La Communauté d’Afrique de l’Est amorce un nouveau cycle de leadership. Le président ougandais Yoweri Museveni a officiellement pris, ce samedi 7 mars 2026, la présidence tournante de la Communauté d’Afrique de l’Est (EAC), succédant à son homologue kényan William Ruto.
La cérémonie de passation des pouvoirs, marquée par la remise des symboles et emblèmes de l’organisation, a constitué l’un des moments forts du 25ᵉ Sommet ordinaire des chefs d’État de l’EAC, organisé à Arusha, en Tanzanie. Le chef de l’État ougandais dirigera l’organisation régionale pour un mandat d’un an. Cette rencontre de haut niveau s’est tenue sous le thème : « Approfondir l’intégration pour améliorer les conditions de vie des citoyens de la CAE ». À travers ce slogan, les États membres ont réaffirmé leur volonté de renforcer l’intégration régionale et de promouvoir un développement durable au sein du bloc est-africain.

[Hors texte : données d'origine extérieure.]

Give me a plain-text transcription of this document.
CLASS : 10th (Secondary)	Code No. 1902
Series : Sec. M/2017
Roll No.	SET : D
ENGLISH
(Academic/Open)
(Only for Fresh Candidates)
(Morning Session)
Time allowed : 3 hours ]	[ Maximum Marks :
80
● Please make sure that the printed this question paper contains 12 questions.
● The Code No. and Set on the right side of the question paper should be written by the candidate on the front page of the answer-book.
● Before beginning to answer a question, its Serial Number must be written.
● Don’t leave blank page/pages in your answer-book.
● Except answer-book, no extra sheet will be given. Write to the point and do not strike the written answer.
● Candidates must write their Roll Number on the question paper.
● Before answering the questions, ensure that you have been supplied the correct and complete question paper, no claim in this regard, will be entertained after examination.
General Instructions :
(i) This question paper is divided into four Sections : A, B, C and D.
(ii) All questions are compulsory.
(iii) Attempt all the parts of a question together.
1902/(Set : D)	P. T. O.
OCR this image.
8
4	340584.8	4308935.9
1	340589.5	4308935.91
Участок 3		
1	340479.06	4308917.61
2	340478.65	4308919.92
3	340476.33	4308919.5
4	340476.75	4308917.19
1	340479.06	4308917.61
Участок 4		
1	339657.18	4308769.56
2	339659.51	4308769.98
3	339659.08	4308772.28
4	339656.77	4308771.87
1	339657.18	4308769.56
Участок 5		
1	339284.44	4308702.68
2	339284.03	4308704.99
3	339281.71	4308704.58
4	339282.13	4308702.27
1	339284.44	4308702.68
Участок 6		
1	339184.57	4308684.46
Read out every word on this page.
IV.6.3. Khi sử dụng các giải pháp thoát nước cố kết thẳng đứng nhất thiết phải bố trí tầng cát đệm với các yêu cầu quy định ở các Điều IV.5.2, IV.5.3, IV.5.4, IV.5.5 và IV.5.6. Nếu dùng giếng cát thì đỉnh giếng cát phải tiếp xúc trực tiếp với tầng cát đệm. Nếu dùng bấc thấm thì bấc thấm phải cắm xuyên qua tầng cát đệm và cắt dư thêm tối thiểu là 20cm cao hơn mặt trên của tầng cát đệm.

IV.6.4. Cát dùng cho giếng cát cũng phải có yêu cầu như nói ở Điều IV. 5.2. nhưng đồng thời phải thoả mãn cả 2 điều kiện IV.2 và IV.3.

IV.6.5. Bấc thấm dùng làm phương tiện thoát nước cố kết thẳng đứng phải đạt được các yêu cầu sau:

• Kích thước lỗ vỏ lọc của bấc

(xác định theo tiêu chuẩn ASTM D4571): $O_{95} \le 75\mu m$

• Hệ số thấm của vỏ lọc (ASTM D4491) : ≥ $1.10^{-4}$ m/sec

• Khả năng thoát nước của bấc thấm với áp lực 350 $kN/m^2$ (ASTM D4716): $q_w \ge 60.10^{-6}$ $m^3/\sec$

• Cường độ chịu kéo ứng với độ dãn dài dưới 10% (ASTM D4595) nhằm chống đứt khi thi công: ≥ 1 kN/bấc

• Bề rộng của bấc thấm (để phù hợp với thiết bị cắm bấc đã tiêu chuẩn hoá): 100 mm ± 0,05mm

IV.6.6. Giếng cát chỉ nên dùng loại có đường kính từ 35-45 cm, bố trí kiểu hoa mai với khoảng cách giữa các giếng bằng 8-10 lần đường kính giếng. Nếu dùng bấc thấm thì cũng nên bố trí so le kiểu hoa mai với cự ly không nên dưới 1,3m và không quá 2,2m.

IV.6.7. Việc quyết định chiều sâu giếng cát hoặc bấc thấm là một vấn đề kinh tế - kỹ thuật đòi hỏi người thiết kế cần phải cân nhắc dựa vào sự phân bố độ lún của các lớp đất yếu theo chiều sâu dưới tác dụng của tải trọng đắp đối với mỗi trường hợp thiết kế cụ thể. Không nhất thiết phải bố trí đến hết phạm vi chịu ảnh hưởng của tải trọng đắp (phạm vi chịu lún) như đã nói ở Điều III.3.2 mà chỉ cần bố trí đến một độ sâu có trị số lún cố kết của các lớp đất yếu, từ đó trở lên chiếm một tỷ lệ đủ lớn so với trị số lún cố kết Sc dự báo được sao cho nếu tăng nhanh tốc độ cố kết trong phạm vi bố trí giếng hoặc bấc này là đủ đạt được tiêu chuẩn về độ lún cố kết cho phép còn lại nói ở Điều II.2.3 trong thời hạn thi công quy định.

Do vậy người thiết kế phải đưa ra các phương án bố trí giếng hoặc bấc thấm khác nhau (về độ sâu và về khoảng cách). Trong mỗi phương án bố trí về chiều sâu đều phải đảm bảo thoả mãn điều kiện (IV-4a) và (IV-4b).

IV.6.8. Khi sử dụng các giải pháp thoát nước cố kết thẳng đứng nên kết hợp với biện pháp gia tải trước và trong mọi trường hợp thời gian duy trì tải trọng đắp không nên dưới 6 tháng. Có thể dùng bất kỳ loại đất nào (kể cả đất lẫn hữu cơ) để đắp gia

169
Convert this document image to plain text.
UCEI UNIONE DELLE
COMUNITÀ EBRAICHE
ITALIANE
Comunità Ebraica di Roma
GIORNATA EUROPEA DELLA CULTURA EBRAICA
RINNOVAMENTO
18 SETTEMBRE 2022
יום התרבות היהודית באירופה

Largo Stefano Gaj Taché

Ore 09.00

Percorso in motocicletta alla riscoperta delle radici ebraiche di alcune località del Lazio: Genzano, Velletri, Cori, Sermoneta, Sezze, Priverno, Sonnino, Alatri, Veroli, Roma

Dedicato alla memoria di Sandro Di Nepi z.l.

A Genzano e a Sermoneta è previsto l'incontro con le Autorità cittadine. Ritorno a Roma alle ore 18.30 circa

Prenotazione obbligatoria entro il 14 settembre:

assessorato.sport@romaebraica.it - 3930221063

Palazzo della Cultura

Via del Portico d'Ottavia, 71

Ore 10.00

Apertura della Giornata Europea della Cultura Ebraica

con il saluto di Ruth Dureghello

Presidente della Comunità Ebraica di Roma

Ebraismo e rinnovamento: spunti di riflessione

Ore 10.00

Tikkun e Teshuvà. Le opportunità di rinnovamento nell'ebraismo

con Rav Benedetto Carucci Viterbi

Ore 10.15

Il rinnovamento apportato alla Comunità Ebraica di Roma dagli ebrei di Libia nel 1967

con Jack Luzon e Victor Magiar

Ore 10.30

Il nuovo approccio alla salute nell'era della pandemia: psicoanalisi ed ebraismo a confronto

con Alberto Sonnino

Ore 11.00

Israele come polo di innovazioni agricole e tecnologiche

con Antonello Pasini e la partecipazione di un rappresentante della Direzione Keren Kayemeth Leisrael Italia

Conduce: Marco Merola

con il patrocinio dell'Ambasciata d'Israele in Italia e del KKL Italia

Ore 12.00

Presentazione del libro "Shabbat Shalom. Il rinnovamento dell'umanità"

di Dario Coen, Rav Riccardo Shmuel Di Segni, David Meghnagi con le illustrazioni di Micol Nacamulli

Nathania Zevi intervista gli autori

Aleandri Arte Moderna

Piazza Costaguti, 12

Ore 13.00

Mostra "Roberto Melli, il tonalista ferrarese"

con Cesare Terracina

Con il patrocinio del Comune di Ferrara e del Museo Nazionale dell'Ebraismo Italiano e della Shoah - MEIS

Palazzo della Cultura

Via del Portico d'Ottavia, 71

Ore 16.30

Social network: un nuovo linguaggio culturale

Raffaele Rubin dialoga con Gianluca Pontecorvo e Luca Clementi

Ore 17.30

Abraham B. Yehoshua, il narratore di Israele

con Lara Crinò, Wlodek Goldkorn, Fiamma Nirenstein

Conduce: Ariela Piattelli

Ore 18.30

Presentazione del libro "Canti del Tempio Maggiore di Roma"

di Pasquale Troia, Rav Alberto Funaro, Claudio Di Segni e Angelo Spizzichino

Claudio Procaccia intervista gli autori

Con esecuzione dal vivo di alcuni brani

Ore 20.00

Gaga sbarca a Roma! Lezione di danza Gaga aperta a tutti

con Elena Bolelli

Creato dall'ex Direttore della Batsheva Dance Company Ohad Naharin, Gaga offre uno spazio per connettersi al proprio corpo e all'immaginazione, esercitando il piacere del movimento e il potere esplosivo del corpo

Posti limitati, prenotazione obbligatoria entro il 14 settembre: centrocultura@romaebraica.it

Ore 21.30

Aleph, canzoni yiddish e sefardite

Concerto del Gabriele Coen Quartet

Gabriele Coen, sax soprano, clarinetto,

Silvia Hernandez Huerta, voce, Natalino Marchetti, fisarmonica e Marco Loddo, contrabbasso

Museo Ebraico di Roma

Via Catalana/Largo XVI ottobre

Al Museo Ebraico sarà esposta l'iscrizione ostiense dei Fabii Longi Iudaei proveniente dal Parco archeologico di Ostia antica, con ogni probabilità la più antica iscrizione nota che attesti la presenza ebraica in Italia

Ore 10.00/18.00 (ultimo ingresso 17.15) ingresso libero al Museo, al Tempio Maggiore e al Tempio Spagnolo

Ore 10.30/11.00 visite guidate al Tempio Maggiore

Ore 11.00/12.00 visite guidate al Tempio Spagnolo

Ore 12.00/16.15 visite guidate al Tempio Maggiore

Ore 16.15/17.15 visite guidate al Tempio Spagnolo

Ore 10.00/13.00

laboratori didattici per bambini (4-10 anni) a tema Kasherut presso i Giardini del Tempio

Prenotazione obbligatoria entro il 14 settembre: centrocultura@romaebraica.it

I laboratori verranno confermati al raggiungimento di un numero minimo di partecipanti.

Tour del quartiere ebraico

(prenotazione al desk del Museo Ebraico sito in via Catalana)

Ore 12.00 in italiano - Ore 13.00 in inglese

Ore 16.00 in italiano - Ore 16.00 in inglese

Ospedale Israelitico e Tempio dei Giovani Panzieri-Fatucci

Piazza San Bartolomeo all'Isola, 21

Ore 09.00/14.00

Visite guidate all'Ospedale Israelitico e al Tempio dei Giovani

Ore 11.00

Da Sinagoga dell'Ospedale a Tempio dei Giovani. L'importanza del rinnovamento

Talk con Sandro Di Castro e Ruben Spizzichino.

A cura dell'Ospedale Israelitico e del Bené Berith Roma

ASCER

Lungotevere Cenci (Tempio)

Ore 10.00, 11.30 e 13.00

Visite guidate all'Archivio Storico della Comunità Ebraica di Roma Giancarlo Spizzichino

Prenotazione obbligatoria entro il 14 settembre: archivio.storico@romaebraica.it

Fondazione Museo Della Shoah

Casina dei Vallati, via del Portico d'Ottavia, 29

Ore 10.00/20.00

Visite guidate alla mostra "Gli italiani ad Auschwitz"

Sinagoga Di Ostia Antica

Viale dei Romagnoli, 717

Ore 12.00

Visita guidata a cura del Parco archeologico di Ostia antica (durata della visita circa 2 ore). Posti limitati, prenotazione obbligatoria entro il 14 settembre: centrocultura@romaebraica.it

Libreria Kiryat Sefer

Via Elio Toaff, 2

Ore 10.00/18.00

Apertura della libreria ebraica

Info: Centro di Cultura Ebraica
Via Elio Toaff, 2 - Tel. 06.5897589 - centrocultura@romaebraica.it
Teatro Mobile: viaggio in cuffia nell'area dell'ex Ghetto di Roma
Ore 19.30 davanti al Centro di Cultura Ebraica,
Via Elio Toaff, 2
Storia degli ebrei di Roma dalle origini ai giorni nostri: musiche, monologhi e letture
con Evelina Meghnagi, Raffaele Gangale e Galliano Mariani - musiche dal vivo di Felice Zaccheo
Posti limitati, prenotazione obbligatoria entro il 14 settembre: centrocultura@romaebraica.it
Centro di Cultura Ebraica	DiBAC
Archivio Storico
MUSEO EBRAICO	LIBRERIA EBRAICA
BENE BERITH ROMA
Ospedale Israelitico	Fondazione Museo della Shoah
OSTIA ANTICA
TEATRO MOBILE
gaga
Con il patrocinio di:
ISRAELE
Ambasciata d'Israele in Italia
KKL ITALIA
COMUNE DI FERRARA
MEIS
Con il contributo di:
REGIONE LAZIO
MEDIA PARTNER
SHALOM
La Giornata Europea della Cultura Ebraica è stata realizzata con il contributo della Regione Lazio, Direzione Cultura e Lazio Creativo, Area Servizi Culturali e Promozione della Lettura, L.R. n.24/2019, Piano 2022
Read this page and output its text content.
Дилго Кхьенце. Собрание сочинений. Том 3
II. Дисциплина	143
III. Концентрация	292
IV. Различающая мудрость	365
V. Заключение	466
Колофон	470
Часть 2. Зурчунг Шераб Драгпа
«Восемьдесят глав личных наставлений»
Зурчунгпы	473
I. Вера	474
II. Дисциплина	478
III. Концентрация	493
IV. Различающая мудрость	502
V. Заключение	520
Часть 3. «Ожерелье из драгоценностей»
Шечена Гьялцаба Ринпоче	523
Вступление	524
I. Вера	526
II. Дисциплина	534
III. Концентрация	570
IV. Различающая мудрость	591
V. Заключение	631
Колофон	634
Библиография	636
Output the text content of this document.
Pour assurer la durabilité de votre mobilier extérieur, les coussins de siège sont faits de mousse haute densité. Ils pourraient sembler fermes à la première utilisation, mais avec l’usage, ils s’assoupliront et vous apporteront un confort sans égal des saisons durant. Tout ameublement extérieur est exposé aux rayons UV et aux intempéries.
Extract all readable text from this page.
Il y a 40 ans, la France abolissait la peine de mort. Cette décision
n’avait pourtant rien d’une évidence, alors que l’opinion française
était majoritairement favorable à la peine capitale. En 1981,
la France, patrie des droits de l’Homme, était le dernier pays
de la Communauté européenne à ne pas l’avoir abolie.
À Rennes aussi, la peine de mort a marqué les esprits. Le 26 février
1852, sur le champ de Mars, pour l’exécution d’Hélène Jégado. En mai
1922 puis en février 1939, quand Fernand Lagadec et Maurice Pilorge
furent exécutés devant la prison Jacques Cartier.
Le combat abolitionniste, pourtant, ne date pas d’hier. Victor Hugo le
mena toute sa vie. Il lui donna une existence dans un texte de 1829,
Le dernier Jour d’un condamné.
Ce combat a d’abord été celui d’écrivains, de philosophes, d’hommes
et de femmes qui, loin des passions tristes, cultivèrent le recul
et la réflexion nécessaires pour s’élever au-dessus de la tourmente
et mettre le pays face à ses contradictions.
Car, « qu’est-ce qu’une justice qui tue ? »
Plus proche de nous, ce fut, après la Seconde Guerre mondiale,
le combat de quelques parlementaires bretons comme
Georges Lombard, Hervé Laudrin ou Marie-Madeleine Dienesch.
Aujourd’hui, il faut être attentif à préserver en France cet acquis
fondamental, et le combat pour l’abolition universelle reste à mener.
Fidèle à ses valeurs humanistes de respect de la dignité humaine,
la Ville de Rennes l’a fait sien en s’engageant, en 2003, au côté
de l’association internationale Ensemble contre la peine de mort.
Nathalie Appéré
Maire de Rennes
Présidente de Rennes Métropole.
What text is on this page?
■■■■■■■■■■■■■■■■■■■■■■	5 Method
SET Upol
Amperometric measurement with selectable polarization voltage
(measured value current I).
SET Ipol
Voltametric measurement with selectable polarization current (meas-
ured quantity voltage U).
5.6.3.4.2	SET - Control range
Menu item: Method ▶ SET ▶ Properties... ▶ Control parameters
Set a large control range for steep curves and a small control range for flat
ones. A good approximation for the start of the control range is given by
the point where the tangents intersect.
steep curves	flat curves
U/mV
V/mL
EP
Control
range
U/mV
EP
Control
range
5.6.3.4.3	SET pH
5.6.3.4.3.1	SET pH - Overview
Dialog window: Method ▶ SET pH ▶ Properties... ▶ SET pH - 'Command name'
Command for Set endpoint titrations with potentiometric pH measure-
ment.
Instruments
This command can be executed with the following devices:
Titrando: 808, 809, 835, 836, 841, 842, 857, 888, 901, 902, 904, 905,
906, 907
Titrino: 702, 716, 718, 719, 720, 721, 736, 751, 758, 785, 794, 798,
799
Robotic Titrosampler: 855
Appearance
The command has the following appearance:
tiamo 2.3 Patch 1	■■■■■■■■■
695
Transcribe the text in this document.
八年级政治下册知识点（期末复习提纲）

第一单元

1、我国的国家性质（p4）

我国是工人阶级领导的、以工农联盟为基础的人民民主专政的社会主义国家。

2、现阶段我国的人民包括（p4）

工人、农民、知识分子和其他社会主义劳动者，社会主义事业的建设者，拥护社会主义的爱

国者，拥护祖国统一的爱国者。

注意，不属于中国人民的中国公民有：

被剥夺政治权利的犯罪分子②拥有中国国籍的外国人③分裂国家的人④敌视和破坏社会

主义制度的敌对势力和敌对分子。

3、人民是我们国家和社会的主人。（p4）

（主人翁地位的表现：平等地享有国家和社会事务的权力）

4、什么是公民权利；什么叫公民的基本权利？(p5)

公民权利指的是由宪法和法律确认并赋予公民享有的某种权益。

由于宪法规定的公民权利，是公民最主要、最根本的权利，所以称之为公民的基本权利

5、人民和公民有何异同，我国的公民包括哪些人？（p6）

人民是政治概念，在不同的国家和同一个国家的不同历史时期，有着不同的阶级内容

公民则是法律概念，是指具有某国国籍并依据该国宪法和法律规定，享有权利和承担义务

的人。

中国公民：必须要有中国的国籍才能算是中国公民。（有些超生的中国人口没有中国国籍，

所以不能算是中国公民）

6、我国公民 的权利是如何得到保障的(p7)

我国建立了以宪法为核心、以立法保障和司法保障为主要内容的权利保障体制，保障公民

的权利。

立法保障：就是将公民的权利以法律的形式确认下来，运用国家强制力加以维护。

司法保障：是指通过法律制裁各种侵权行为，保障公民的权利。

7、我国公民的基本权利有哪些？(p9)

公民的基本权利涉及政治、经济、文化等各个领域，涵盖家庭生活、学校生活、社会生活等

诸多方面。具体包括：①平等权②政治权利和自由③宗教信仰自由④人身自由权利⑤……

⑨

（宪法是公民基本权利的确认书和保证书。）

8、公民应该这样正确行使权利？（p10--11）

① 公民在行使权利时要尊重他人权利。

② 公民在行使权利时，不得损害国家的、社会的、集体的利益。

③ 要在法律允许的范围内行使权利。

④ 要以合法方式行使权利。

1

Conformément à la tradition institutionnelle de la Communauté, le sommet des chefs d’État a été précédé par une réunion extraordinaire du Conseil des ministres, principal organe décisionnel de l’organisation. Cette session préparatoire s’est déroulée du 2 au 5 mars 2026 au siège de l’EAC à Arusha. Les ministres y ont examiné plusieurs dossiers clés, notamment les progrès réalisés dans l’application des décisions adoptées lors des précédents sommets, avant de formuler des recommandations destinées aux chefs d’État. Ces propositions ont ensuite été étudiées et entérinées par les dirigeants présents au sommet.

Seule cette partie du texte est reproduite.